Since low level nursing home care came to an end, around 40 per cent of those living here have a disability, generally through age or health issues. They are made welcome and are very much accepted as an important part of our village. Most of us fortunate enough to remain able bodied do what we can to help out when and where needed — but by invitation.

This can lead to anomalies when we go out to do our shopping and theirs (if not otherwise done by carers). They’re unavoidable, of course. Despite being cautious about crowds and social distancing, there’s always some clunk not paying attention to minimum standards.

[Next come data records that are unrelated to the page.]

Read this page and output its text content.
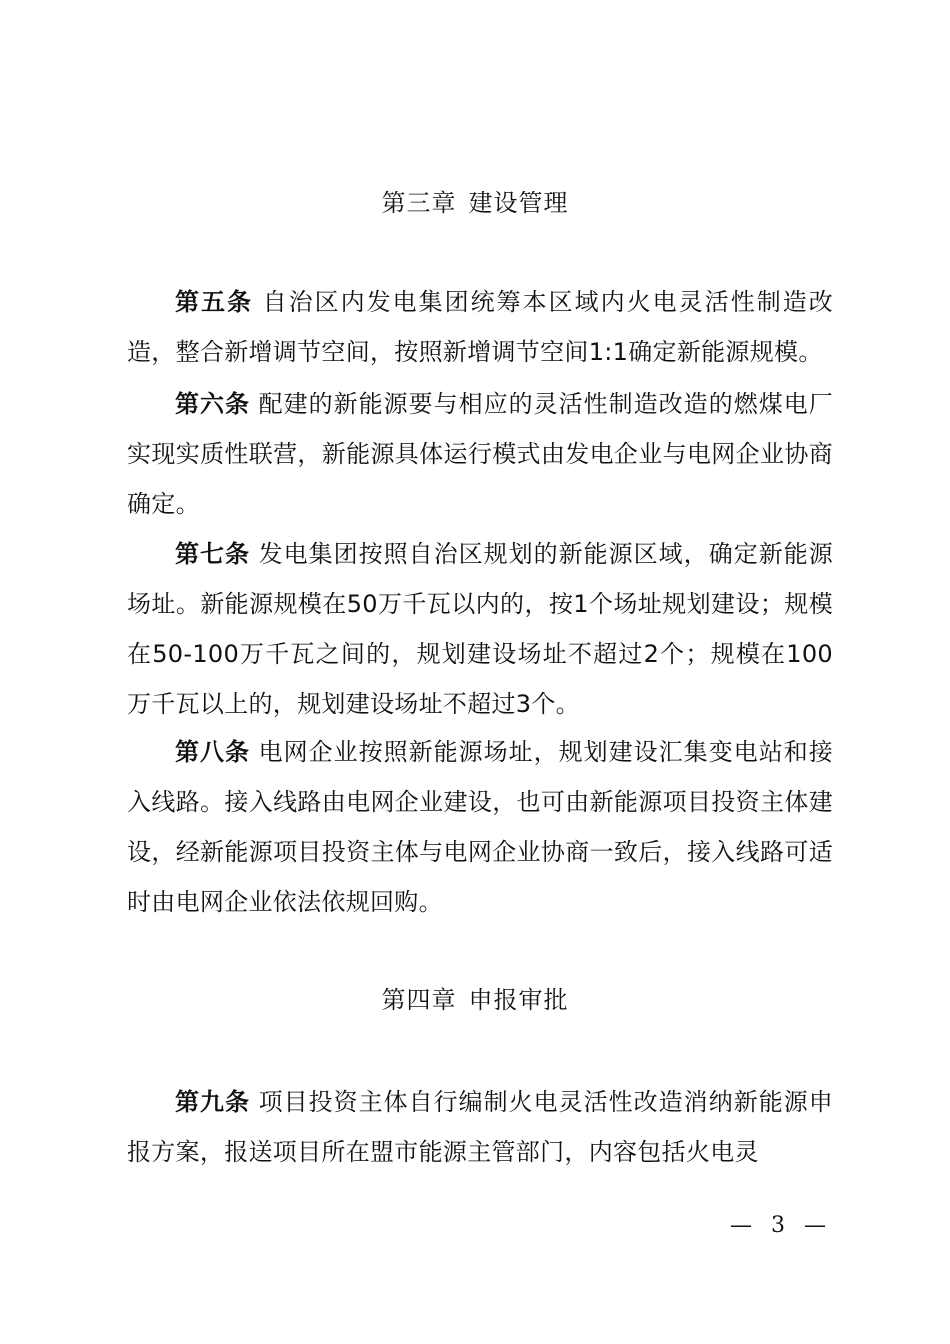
第三章 建设管理

第五条 自治区内发电集团统筹本区域内火电灵活性制造改造，整合新增调节空间，按照新增调节空间1:1确定新能源规模。

第六条 配建的新能源要与相应的灵活性制造改造的燃煤电厂实现实质性联营，新能源具体运行模式由发电企业与电网企业协商确定。

第七条 发电集团按照自治区规划的新能源区域，确定新能源场址。新能源规模在50万千瓦以内的，按1个场址规划建设；规模在50-100万千瓦之间的，规划建设场址不超过2个；规模在100万千瓦以上的，规划建设场址不超过3个。

第八条 电网企业按照新能源场址，规划建设汇集变电站和接入线路。接入线路由电网企业建设，也可由新能源项目投资主体建设，经新能源项目投资主体与电网企业协商一致后，接入线路可适时由电网企业依法依规回购。

第四章 申报审批

第九条 项目投资主体自行编制火电灵活性改造消纳新能源申报方案，报送项目所在盟市能源主管部门，内容包括火电灵

— 3 —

I was shopping recently for some Packham pears (now in season and utterly delicious). Holding back a little as a person ahead stopped to look them over, I saw that person sneeze into their hand, wipe the hand on their jeans and then handle the fruit. End of desire for a sweet, juicy supper!

Some matters are unfortunate. I work as a nursing home volunteer, mainly doing one-on-ones with people who have no friends or family to visit them, but also as an external handyman. Now excluded from attending, I’m putting extra hours into making bits and pieces they need for day-to-day operation.

My current project (sorry the photo is of a part-done project) is a trolley for residents to have scooped ice cream in a cone. When done, it’s going to be provided a bright coat of paint, plus uprights and overhead rails so it can be finished off with colourful bunting. Plenty of otherwise frail hands available to make that!

The gated community allows me use of a small brick shed to do my work (as well as odd jobs for the village), and this acts as a form of therapy for others. I usually have somewhere between one and six at or near the roll-a-door (all of whom used to be welcome indoors), everyone wanting to see the work in progress and to have a chat. I did tell them a few days ago I might have to put crosses at 1.5 metre centres on the ground if they don’t maintain separation!

Never a dull moment.

Happy? You bet! Contented? Yes! Be safe, everyone. Keep well.